Zeenews Bureau
New Delhi: Air travelers are bracing for a tough weekend ahead with Air India pilots’ strike entering its fourth day on Saturday.
With pilots adamant the airline has further curtailed its operations and will operate just 39 domestic flights out of its regular 320 today.
"We have curtailed more than 52 percent of our domestic flights and operating on only trunk routes, that is too metro cities," an AI spokesperson said.
"Under the contingency plan, we have reduced the number of flights as we do not have any pilots," he said.

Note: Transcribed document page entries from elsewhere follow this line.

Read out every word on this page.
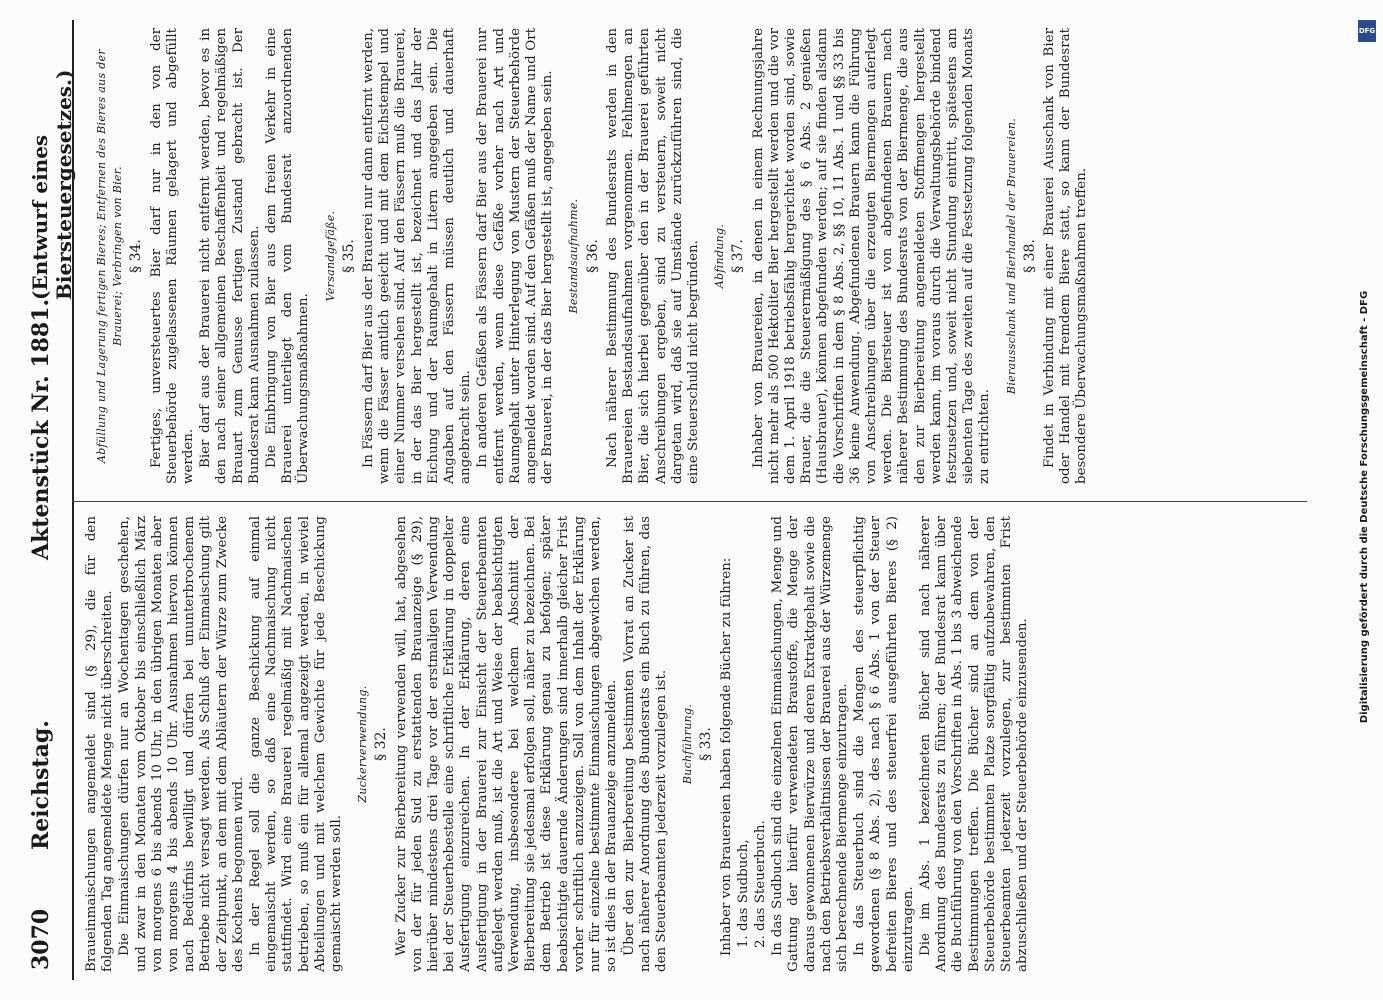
3070
Reichstag.
Aktenstück Nr. 1881.
(Entwurf eines Biersteuergesetzes.)

Braueinmaischungen angemeldet sind (§ 29), die für den folgenden Tag angemeldete Menge nicht überschreiten. Die Einmaischungen dürfen nur an Wochentagen geschehen, und zwar in den Monaten vom Oktober bis einschließlich März von morgens 6 bis abends 10 Uhr, in den übrigen Monaten aber von morgens 4 bis abends 10 Uhr. Ausnahmen hiervon können nach Bedürfnis bewilligt und dürfen bei ununterbrochenem Betriebe nicht versagt werden. Als Schluß der Einmaischung gilt der Zeitpunkt, an dem mit dem Abläutern der Würze zum Zwecke des Kochens begonnen wird. In der Regel soll die ganze Beschickung auf einmal eingemaischt werden, so daß eine Nachmaischung nicht stattfindet. Wird eine Brauerei regelmäßig mit Nachmaischen betrieben, so muß ein für allemal angezeigt werden, in wieviel Abteilungen und mit welchem Gewichte für jede Beschickung gemaischt werden soll.

Zuckerverwendung. § 32. Wer Zucker zur Bierbereitung verwenden will, hat, abgesehen von der für jeden Sud zu erstattenden Brauanzeige (§ 29), hierüber mindestens drei Tage vor der erstmaligen Verwendung bei der Steuerhebestelle eine schriftliche Erklärung in doppelter Ausfertigung einzureichen. In der Erklärung, deren eine Ausfertigung in der Brauerei zur Einsicht der Steuerbeamten aufgelegt werden muß, ist die Art und Weise der beabsichtigten Verwendung, insbesondere bei welchem Abschnitt der Bierbereitung sie jedesmal erfolgen soll, näher zu bezeichnen. Bei dem Betrieb ist diese Erklärung genau zu befolgen; später beabsichtigte dauernde Änderungen sind innerhalb gleicher Frist vorher schriftlich anzuzeigen. Soll von dem Inhalt der Erklärung nur für einzelne bestimmte Einmaischungen abgewichen werden, so ist dies in der Brauanzeige anzumelden. Über den zur Bierbereitung bestimmten Vorrat an Zucker ist nach näherer Anordnung des Bundesrats ein Buch zu führen, das den Steuerbeamten jederzeit vorzulegen ist. Buchführung. § 33. Inhaber von Brauereien haben folgende Bücher zu führen: 1. das Sudbuch, 2. das Steuerbuch. In das Sudbuch sind die einzelnen Einmaischungen, Menge und Gattung der hierfür verwendeten Braustoffe, die Menge der daraus gewonnenen Bierwürze und deren Extraktgehalt sowie die nach den Betriebsverhältnissen der Brauerei aus der Würzemenge sich berechnende Biermenge einzutragen. In das Steuerbuch sind die Mengen des steuerpflichtig gewordenen (§ 8 Abs. 2), des nach § 6 Abs. 1 von der Steuer befreiten Bieres und des steuerfrei ausgeführten Bieres (§ 2) einzutragen. Die im Abs. 1 bezeichneten Bücher sind nach näherer Anordnung des Bundesrats zu führen; der Bundesrat kann über die Buchführung von den Vorschriften in Abs. 1 bis 3 abweichende Bestimmungen treffen. Die Bücher sind an dem von der Steuerbehörde bestimmten Platze sorgfältig aufzubewahren, den Steuerbeamten jederzeit vorzulegen, zur bestimmten Frist abzuschließen und der Steuerbehörde einzusenden.

Abfüllung und Lagerung fertigen Bieres; Entfernen des Bieres aus der Brauerei; Verbringen von Bier. § 34. Fertiges, unversteuertes Bier darf nur in den von der Steuerbehörde zugelassenen Räumen gelagert und abgefüllt werden. Bier darf aus der Brauerei nicht entfernt werden, bevor es in den nach seiner allgemeinen Beschaffenheit und regelmäßigen Brauart zum Genusse fertigen Zustand gebracht ist. Der Bundesrat kann Ausnahmen zulassen. Die Einbringung von Bier aus dem freien Verkehr in eine Brauerei unterliegt den vom Bundesrat anzuordnenden Überwachungsmaßnahmen.

Versandgefäße. § 35. In Fässern darf Bier aus der Brauerei nur dann entfernt werden, wenn die Fässer amtlich geeicht und mit dem Eichstempel und einer Nummer versehen sind. Auf den Fässern muß die Brauerei, in der das Bier hergestellt ist, bezeichnet und das Jahr der Eichung und der Raumgehalt in Litern angegeben sein. Die Angaben auf den Fässern müssen deutlich und dauerhaft angebracht sein. In anderen Gefäßen als Fässern darf Bier aus der Brauerei nur entfernt werden, wenn diese Gefäße vorher nach Art und Raumgehalt unter Hinterlegung von Mustern der Steuerbehörde angemeldet worden sind. Auf den Gefäßen muß der Name und Ort der Brauerei, in der das Bier hergestellt ist, angegeben sein. Bestandsaufnahme. § 36. Nach näherer Bestimmung des Bundesrats werden in den Brauereien Bestandsaufnahmen vorgenommen. Fehlmengen an Bier, die sich hierbei gegenüber den in der Brauerei geführten Anschreibungen ergeben, sind zu versteuern, soweit nicht dargetan wird, daß sie auf Umstände zurückzuführen sind, die eine Steuerschuld nicht begründen. Abfindung. § 37. Inhaber von Brauereien, in denen in einem Rechnungsjahre nicht mehr als 500 Hektoliter Bier hergestellt werden und die vor dem 1. April 1918 betriebsfähig hergerichtet worden sind, sowie Brauer, die die Steuerermäßigung des § 6 Abs. 2 genießen (Hausbrauer), können abgefunden werden; auf sie finden alsdann die Vorschriften in dem § 8 Abs. 2, §§ 10, 11 Abs. 1 und §§ 33 bis 36 keine Anwendung. Abgefundenen Brauern kann die Führung von Anschreibungen über die erzeugten Biermengen auferlegt werden. Die Biersteuer ist von abgefundenen Brauern nach näherer Bestimmung des Bundesrats von der Biermenge, die aus den zur Bierbereitung angemeldeten Stoffmengen hergestellt werden kann, im voraus durch die Verwaltungsbehörde bindend festzusetzen und, soweit nicht Stundung eintritt, spätestens am siebenten Tage des zweiten auf die Festsetzung folgenden Monats zu entrichten.

Bierausschank und Bierhandel der Brauereien. § 38. Findet in Verbindung mit einer Brauerei Ausschank von Bier oder Handel mit fremdem Biere statt, so kann der Bundesrat besondere Überwachungsmaßnahmen treffen.

DFG
Digitalisierung gefördert durch die Deutsche Forschungsgemeinschaft - DFG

While 21 flights will be operated from the national capital, Air India's Mumbai operations have almost come to a standstill as the airline may operate just five flights between 9.00 and 11.30 am, an AI spokeswoman said in Mumbai. The national carrier did not undertake any operations from Mumbai before 9.00 am.
Sources said the AI will be operating the Delhi-Patna-Varanasi flight AI 409 and Delhi-Mumbai-Delhi AI 805 on an aircraft which has been taken on wet lease to operate the two flights. Under a wet lease, an aircraft comes along with crew members.
Around 12 of Air India’s international flights from Delhi have also been cancelled, reports said.
The airline has also fired more pilots, taking the total number of pilots to nine whose services have been terminated.
Despite the Delhi High Court ordering the striking pilots to get back to work and the airline management threatening stern action and declaring a lock-out, the 850-plus agitating pilots have refused to call off their protest action and even said yesterday that they were ready to go the jail.
The Delhi HC yesterday initiated contempt of court proceedings against the pilots for their "utter
defiance" of its order calling it as "brazen and smacking of sheer arrogance".
"We are more than willing to go jail. Nearly 31,000 Air India employees will also be ready to court arrest because we are serious about saving the national carrier from ruin," Rishab Kapur, general secretary of the banned Indian Commercial Pilot Associations (ICPA), said.
The pilots have demanded a CBI probe into "corruption" in the airline under the leadership of Managing Director Arvind Jadhav.
The Air India management has made it clear that it would not hold any talks until the pilots get back to work.
The management is also mulling invoking the Essential Services Maintenance Act (ESMA) in the next few days.
The airline has already stopped making bookings for domestic flights till May 3. It is also operating bigger planes on main routes like Delhi and Mumbai.
Further, reports said Air India may take help of Kingfisher pilots to fly its planes.
According to reports, the national air carrier has so far lost Rs 26 crore due to the strike. The recurring strikes over pay disputes has even forced many to think whether privatization is the only option left to revive the Maharaja.